Комиссар… Странно было не чувствовать в этом мужественном слове привычной поддержки. Вон как повернулось: матросу и коммунисту приходится драться с матросом и коммунистом! Вахраткин был и тем и другим, и, кроме того, он был еще и комиссаром, но в бессонные ночи, когда Белосельский ворочался на койке, в который раз перебирая в уме людей «Жореса» и отыскивая среди них врагов и друзей, — комиссар Вахраткин казался ему не союзником, а врагом, и врагом более опасным, чем бывшие офицеры. Почему?..
Этого Белосельский пока сам еще не знал. Это надо было додумать, поговорить с другими академиками, свести к итогу обрывки наблюдений и догадок, которые накопились за эти две недели. и может быть, дело в личном самолюбии Вахраткина. Подумать только, приходит на корабль такой же матрос и коммунист и тычет его носом: тут неладно, тут неверно, тут проморгал, — кому это приятно? И может быть, дело не в глубокой затаенной обиде его — вот, мол, одних матросов послали учиться, будут кораблями командовать, флагманами будут, а я, Вахраткин, так и помру где-нибудь в Пубалте старшим инструктором… Может быть, дело обстоит гораздо более серьезно, и этот глухой протест Вахраткина против академиков имеет совсем другие причины…
Стоявшая под мостиком волна завораживала взгляд. Она как бы прилипала к кораблю, проносясь вместе с ним мимо остальной толщи воды, медленно изменяя форму в гребне и в изгибе, но оставаясь все время той же — шипящей, отороченной пузырьками белой пены. Люди меняются так же, оставаясь почти теми же самыми, и черт его знает, что загнало им внутрь встречное течение людей и событий? Вахраткина он хорошо помнит по Центробалту — боевой был матрос, пришел со «Славы». А с кем он потом путался все эти годы? Почему он так держится за командира? Почему так настроена против него часть коммунистов?.. Волна стояла над мостиком неотрывно, как часть корабля, и смотреть в ее живую глубину было спокойно и приятно, но почему-то безмерно одиноко: корабль, волна и человек. Один.
Он пересилил себя и поднял взгляд к горизонту. Кронштадт приблизился. Показались заводские трубы, наклонно вылез в небо кран, темным четырехугольником выросла водокачка. Вечер спускался тихий и ясный.
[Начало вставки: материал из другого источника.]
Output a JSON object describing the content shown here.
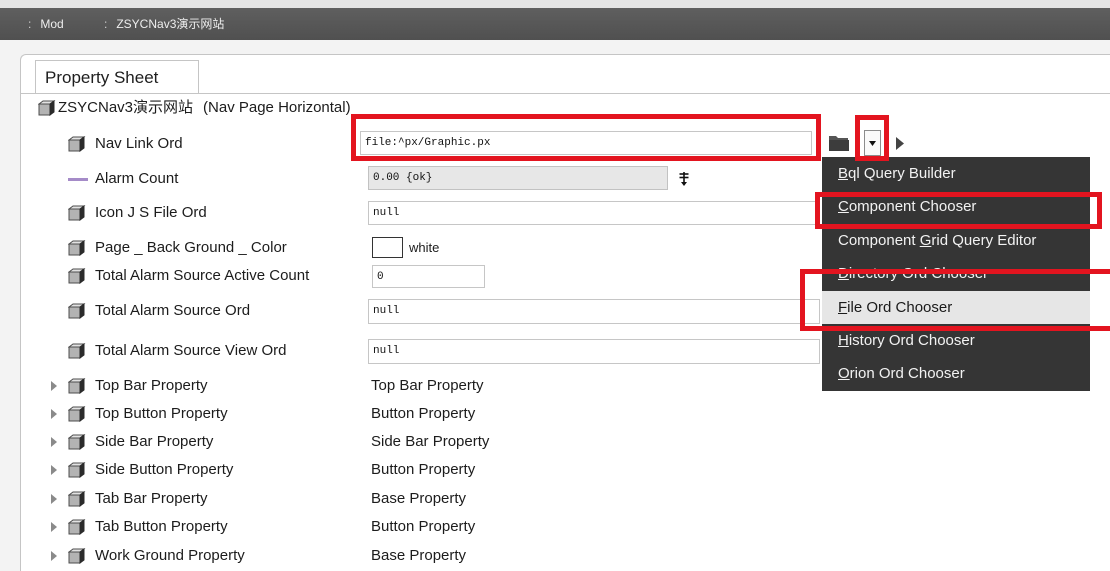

И оттого ли, что на мостике стояла тишина, а может быть, оттого, что был уже отчетливо виден Кронштадт, где на других кораблях такими же чужими и одинокими чувствовали себя стажеры-академики, — но Белосельский ощутил вдруг прилив сил и спокойствия. Ну что ж, еще один фронт без залпов и выстрелов, фронт путаный и неопределенный: справа — трудноуловимое сопротивление бывшего офицерства, слева — еще более скользкое сопротивление комиссара… Но учиться самому и учить других — надо, как надо строить флот, оздоровлять его и одновременно не забывать, что сперва отдаются не носовые тали, а кормовые. Чепуха, мордокол с дворянчиком, явным саботажником…
В конце концов не на «Жоресе» кончается флот — есть Пубалт, есть парткомиссия, там поймут и тали, и бой с артиллеристом и пощупают, чем дышит комиссар Вахраткин, матрос и коммунист. Поход кончается, и все неприятности, связанные с первым походом на чужом корабле, тоже кончаются.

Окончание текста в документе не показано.